Enough of the classist, exclusionary idea that people who, ahem "made the decision" to drive through a neighbourhood deserve a higher priority than people who want to live and work in that neighbourhood without the daily risk of being maimed and killed by dangerous, high-speed automobile traffic.
By now you've probably noticed the "SLOW DOWN - SAFETY ZONE" signs that have proliferated on streets in every part of the city. If nothing else, these signs tell us that all Hamiltonians recognize and value traffic calming and safety on their own streets.
I don't think it's too much to ask people to make the logical and ethical leap from their own experience to an agreement that everyone else also deserves the same fundamental safety they want for themselves.
SLOW DOWN - SAFETY ZONE sign on Scenic Drive (RTH file photo)
By kevlahan (registered) | Posted June 06, 2017 at 08:42:30
Here is a comment about the difference between "busy" and "complete" (safe and convenient for all street users) I posted on another article regarding Councillor Ferguson's comments:
Unfortunately, Councillor Ferguson is confused about the difference between a "busy" street and a "safe" (or complete) street.
Maybe you shouldn't complain about busy traffic if you decide to live on an arterial street. But that doesn't mean the street can't be complete: i.e. safe and convenient for all street users. Indeed, Ancaster has a generalized 40 km/h speed limit, and introduced elements of complete streets on Wilson Street, which is arterial.
And you could equally claim that commuters shouldn't complain about congestion if they "choose" not to live within walking distance of their work. After all, if it is really always a simple matter of choice, everyone could choose to live close to their work (or find a job close to where they live). Obviously, it is not that simple and unless you want to ban residents from arterials streets it is unfair not to make these streets safe for residents, pedestrians, cyclists (and motorists). High traffic volume streets don't need to be dangerous!
I saw a whole whack of those "Slow Down - Safety Zone" signs in Waterdown last evening on Mill Street immediately north of Hwy. 5/Dundas St.
By Connie (registered) | Posted June 06, 2017 at 11:24:49
As a pedestrian/cyclist, I have become aware and very wary of the mentality of commuter and commercial traffic in the core. They are programmed for getting from A to B as fast as possible, and anyone who interferes with that is just an obstacle to be bullied and harassed out of the way. A delay of even 5 seconds or less is intolerable to them.
I agree that traffic calming measures are important. However, I think some driver education is in order too, reminders that pedestrians, cyclists, elders and children have as much need, and right, to use the streets as vehicles do. Drivers in Hamilton are much more aggressive than in gridlocked downtown Toronto, because they are accustomed to treating downtown arterial streets as high speed commuter roads instead of the residential/shopping areas they really are. Along with physical traffic calming, drivers, and some Councillors, need some direct education in the courtesies of commuting through our downtown neighbourhoods.
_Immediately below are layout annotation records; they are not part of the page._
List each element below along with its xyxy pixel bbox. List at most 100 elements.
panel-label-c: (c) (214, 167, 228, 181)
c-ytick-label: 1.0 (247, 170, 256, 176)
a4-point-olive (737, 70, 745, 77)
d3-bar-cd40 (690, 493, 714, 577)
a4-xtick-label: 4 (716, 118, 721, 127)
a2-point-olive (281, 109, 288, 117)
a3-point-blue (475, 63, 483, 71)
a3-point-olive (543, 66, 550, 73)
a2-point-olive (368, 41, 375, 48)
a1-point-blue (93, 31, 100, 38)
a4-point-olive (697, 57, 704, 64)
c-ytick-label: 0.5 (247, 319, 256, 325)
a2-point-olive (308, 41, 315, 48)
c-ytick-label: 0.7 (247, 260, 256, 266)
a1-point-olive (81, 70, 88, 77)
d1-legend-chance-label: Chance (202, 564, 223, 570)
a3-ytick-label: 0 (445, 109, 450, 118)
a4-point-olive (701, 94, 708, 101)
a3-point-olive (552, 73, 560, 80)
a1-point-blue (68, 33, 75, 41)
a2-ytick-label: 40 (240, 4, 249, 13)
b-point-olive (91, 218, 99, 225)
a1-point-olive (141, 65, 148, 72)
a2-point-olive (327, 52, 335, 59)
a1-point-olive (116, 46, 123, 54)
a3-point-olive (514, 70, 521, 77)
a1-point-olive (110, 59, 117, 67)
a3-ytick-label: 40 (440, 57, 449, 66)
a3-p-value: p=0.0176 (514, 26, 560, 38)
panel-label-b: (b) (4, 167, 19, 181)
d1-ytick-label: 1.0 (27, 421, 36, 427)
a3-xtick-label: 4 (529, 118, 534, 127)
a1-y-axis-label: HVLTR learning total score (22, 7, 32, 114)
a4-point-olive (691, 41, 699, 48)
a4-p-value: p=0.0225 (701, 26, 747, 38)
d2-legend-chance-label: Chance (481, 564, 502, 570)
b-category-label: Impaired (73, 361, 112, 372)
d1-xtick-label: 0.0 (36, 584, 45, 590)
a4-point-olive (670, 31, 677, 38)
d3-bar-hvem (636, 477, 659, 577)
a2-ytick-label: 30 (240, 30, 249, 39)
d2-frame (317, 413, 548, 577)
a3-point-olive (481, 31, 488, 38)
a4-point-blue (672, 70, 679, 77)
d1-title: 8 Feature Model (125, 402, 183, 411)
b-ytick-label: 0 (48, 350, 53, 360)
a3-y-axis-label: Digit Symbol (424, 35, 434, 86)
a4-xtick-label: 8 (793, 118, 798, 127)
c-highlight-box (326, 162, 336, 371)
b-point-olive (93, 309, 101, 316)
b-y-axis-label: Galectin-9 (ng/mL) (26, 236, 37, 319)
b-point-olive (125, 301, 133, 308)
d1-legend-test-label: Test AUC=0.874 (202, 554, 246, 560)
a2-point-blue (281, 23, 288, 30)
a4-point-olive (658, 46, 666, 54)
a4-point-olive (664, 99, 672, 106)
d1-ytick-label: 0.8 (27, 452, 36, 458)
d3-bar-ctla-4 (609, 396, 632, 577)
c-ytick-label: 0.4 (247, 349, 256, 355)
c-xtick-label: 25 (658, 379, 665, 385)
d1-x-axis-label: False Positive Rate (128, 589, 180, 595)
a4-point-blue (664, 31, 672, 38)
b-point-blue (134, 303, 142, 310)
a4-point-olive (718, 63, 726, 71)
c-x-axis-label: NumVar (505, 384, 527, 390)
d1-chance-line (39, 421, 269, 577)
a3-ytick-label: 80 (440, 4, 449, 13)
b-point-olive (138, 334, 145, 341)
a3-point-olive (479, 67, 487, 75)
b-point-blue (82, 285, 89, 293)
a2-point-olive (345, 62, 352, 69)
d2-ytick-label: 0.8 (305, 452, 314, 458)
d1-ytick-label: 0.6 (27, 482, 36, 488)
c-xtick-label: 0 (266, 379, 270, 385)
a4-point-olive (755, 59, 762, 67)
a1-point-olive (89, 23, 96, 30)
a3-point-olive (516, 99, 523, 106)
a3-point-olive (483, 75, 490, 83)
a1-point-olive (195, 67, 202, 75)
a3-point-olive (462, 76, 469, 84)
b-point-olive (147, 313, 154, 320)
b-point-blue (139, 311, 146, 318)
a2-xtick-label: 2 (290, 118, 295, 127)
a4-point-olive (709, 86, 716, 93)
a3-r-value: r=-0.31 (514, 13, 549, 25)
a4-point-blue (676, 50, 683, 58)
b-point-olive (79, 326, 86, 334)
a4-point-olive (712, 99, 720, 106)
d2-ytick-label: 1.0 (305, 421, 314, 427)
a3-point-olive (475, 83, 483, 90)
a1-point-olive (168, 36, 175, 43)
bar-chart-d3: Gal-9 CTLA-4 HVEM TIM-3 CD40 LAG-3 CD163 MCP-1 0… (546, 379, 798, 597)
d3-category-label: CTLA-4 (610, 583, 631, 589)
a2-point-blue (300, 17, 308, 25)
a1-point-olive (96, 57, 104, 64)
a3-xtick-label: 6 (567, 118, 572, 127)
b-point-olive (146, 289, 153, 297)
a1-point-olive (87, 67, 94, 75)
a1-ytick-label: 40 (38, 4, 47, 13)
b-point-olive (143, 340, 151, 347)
Comment edited by Connie on 2017-06-06 11:27:01
By RobF (registered) | Posted June 06, 2017 at 12:37:28
I find it bizarre that we still need to justify complete streets and traffic calming measures. When intensification is raised in Ancaster, such as a recent proposal for stacked townhouses on Wilson Street, what do nearby residents/homeowners say: what about the added noise and traffic?
But when residents of downtown neighbourhoods ask for traffic calming on thru streets in residential areas that's selfish. Really?